Considering his reformist credentials, Tony Bennett – Florida’s new Education Commissioner – should be the last person to criticize a measure like the parent trigger law current making its way through the state legislature. However, earlier this week Bennett came out strongly against the proposal, although not because he feels it empowers parents too much. On the contrary, he thinks that the process would introduce too much red tape and would make the state too involved in any efforts by parents to turn around a failing school.
According to the letter Bennett sent to lawmakers, the bill doesn’t provide for any kind of remedy against school board members who obstruct parent efforts to put the trigger law into practice. He said that by putting itself in a position of an arbiter between the feuding parent groups and local school boards, it allows the board members to punt the issue further up the legislative chain.

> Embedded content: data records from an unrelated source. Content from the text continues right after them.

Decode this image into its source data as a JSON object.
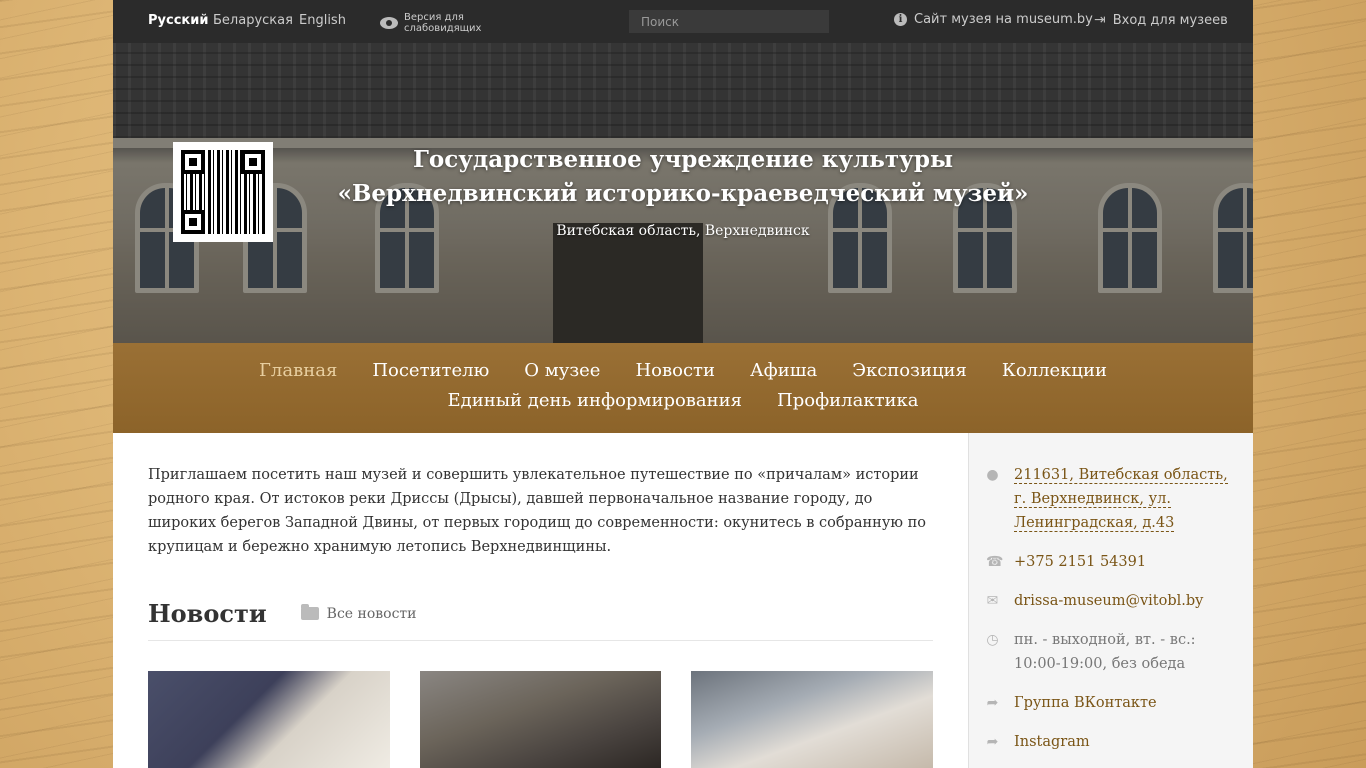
{
  "topbar": {
    "languages": [
      "Русский",
      "Беларуская",
      "English"
    ],
    "low_vision": "Версия для слабовидящих",
    "search_placeholder": "Поиск",
    "museum_site": "Сайт музея на museum.by",
    "login": "Вход для музеев"
  },
  "hero": {
    "title_line1": "Государственное учреждение культуры",
    "title_line2": "«Верхнедвинский историко-краеведческий музей»",
    "subtitle": "Витебская область, Верхнедвинск"
  },
  "nav": {
    "row1": [
      "Главная",
      "Посетителю",
      "О музее",
      "Новости",
      "Афиша",
      "Экспозиция",
      "Коллекции"
    ],
    "row2": [
      "Единый день информирования",
      "Профилактика"
    ]
  },
  "main": {
    "intro": "Приглашаем посетить наш музей и совершить увлекательное путешествие по «причалам» истории родного края. От истоков реки Дриссы (Дрысы), давшей первоначальное название городу, до широких берегов Западной Двины, от первых городищ до современности: окунитесь в собранную по крупицам и бережно хранимую летопись Верхнедвинщины.",
    "news_title": "Новости",
    "all_news": "Все новости"
  },
  "sidebar": {
    "address": "211631, Витебская область, г. Верхнедвинск, ул. Ленинградская, д.43",
    "phone": "+375 2151 54391",
    "email": "drissa-museum@vitobl.by",
    "hours": "пн. - выходной, вт. - вс.: 10:00-19:00, без обеда",
    "vk": "Группа ВКонтакте",
    "instagram": "Instagram"
  }
}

In response, Carlos Trujillo, the bill’s sponsor, said that the conditions of Florida’s NCLB waiver granted by the federal government last year meant the ultimate decision on school turnaround must lie with the state board of education, not the local school district.
The day after Bennett sent his memo, a House committee approved the measure along party lines with representatives of Bush’s foundation speaking in favor. The bills before the Florida House and Senate (HB 867, SB 862) would let parents tell school boards how to handle failing schools if 51 percent of parents sign a petition. Critics argue the petition-gathering process is rife for fraud and other problems. The issue was at the heart of a dispute last year over a California school, the first in the nation to use the parent trigger.

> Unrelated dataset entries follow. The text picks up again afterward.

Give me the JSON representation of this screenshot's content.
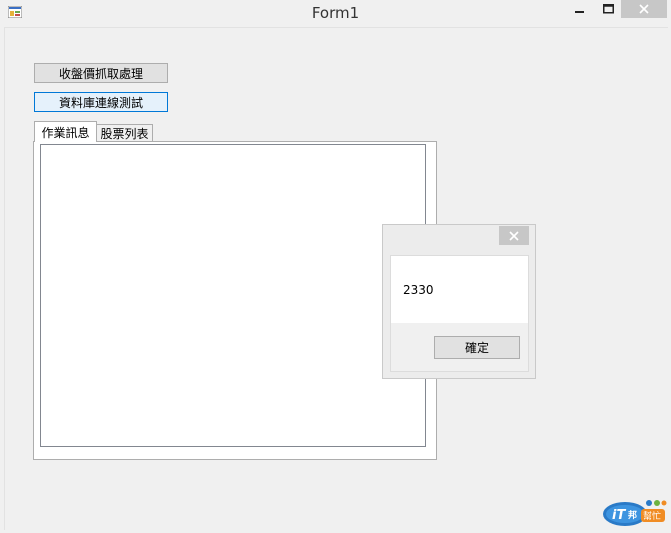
{
  "window": {
    "title": "Form1"
  },
  "buttons": {
    "fetch_closing_price": "收盤價抓取處理",
    "db_connection_test": "資料庫連線測試"
  },
  "tabs": [
    {
      "label": "作業訊息",
      "active": true
    },
    {
      "label": "股票列表",
      "active": false
    }
  ],
  "message_box": {
    "message": "2330",
    "ok_label": "確定"
  },
  "icons": {
    "app": "app-icon",
    "minimize": "minimize-icon",
    "maximize": "maximize-icon",
    "close": "close-icon"
  },
  "watermark": {
    "text": "iT邦幫忙"
  }
}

The bill requires local school boards to inform parents within 30 days if the state board deems the school a target for a turnaround. Parents will also be given notice of when the school board will hold a meeting on the issue and announce the 30-day grace period when parents can start gathering signatures and putting together a list of options.

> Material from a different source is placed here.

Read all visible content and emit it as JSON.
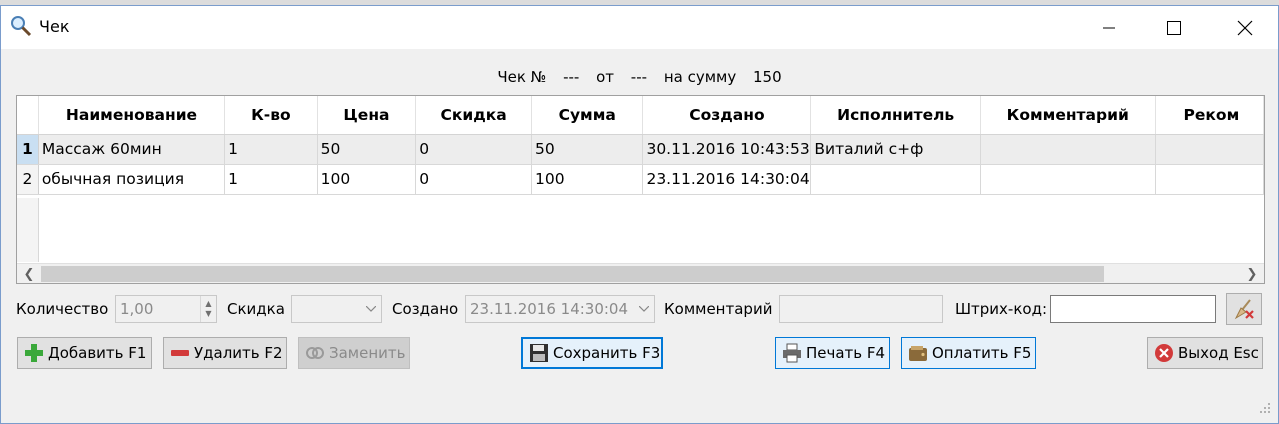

The options, identical to those already available to school boards implementing turnaround plans, include closing the school, converting it into a charter, hiring a management firm to take over the school, or a mix. But Bennett wrote that the proposal “seems to require an overly burdensome process for parents to navigate when working to improve their child’s school.” Instead, he wrote, local school board officials should be held responsible if they ignore parents’ wishes.